Fondamentalement, l’arrivée du nouveau batteur et d’un guitariste supplémentaire ne change pas la donne. Destruction ne va pas se réinventer et verse toujours dans le thrash qui a fait sa renommée : vif, aux riffs incisifs et supportant le chant rugueux et criard de Schminer. De ce point de vue, Born To Perish n’a pas à rougir et les fans n’ont pas d’inquiétude à avoir. L’énergie déployée par Randy Black permet à l’album de maintenir le cap le long des dix titres sans vraiment accuser de coup de fatigue. Le roulement de caisse claire martial, qui fouette d’emblée les tympans pour introduire « Born To Perish », suivi d’un cri monstrueux de Schminer, voilà qui donne le ton. Oui, Destruction fait ce qu’il a toujours su faire, avec une hargne renouvelée. Le riffing et les harmonisations de guitare d’« Inspired By Death » nous font remémorer ceux d’un Kill Em’ All (1983) de Metallica et permet d’établir le constat suivant : le choix d’avoir deux guitares s’avère judicieux. Destruction ne s’en sert pas seulement comme d’un artifice et prend soin de les combiner pour apporter de la fraîcheur dans ses plans, à l’instar des dissonances sur « Filthy Wealth » et sa rythmique qui balance, tout en tensions.
Surtout, ce duo de six-cordistes lui permet de créer une petite surprise : au milieu de la déferlante thrash ininterrompue qu’est Born To Perish se trouve « Butchered For Life », un titre assez inhabituel dans la discographie du groupe. Celui-ci s’ouvre par des arpèges de guitares délicats, pendant que Schmier prend une voix plus posée, plus sournoise aussi. S’ensuit une progression, avec ses montées en intensité et son retour au calme, jusqu’à aboutir à un florilège de leads. Destruction fait varier ses dynamiques avec comme dessein d’offrir un répit tout relatif (« Tyrants Of The Netherworld » se charge très vite et très brutalement de faire rentrer les choses dans l’ordre). Destruction peut ainsi ciseler des atmosphères qui contrebalancent un registre, autrement, très frontal. C’est ce qu’incarnent le refrain et le pont de « Betrayal », proches de ce que produit Testament, avec ces arrangements de guitare sinistres qui confèrent de la gravité au titre. L’inspiration heavy metal est également favorisée : tout l’attrait du riffing de « Fatal Flight 17 » (avec son final mid-tempo plus lugubre) et de la conclusion de « Rotten » réside dans le travail mélodique des deux guitaristes.
Certes, l’évolution de Destruction sur Born To Perish est subtile, mais elle lui permet d’enrichir son propos, d’éviter l’obsolescence et d’insuffler une nouvelle fougue à sa musique.

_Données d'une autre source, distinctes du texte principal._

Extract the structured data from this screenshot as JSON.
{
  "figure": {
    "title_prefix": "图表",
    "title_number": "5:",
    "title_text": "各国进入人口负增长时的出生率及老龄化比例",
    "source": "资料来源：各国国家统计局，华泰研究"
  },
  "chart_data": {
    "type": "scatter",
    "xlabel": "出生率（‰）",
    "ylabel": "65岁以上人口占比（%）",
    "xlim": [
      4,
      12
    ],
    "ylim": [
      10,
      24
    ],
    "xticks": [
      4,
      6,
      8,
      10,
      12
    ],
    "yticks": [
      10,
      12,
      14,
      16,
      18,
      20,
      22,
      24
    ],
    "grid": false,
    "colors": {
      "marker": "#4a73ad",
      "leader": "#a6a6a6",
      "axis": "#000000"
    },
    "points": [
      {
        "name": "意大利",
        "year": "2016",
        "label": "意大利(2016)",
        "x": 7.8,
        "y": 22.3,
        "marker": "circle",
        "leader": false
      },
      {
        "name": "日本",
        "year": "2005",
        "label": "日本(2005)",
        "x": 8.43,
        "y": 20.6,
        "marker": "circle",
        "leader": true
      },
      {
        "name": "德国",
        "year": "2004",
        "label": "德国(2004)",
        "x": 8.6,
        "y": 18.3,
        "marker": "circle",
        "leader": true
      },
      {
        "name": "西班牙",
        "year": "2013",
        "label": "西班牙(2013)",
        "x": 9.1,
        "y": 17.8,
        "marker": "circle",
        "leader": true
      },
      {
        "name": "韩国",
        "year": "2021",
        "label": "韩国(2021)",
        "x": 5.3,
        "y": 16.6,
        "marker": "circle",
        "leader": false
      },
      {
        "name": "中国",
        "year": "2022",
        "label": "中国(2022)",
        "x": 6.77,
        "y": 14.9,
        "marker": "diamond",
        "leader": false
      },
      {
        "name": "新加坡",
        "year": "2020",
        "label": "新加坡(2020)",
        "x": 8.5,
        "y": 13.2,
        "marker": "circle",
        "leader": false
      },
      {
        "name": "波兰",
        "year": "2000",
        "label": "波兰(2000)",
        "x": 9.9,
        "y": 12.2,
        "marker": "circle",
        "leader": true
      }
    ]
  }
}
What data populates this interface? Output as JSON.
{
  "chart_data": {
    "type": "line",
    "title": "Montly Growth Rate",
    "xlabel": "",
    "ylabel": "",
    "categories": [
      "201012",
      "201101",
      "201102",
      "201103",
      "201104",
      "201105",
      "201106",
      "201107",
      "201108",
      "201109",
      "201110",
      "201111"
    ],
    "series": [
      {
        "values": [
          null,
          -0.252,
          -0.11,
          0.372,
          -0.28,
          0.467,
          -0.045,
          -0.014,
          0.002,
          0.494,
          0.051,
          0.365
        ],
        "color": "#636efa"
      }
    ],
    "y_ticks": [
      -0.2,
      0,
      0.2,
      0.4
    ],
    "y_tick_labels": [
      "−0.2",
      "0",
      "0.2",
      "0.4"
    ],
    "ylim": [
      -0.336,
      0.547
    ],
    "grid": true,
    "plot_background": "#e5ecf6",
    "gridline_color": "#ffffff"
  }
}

Born To Perish est classique et brutal mais ne paraît jamais désuet, ni même poussiéreux. Il évite l’écueil d’un riffing certes efficace mais extrêmement monolithique (comme ont pu l’être certains de ses albums passés), avec un Randy Black apportant ses shoots d’adrénaline et de groove – à ce titre, « Ratcatcher », avec ses roulements et ses changements rythmiques à tous les étages, a tout de la master class. Destruction réussit parfaitement sa mue en quatuor. Une remise en question d’un fonctionnement éprouvé qui, on l’espère, se développera et lui permettra de continuer encore pour de nombreuses années. Car malgré ses qualités évidentes, ressort également de l’écoute de Born To Perish la sensation que Destruction n’a encore qu’effleuré le potentiel de son nouveau line-up.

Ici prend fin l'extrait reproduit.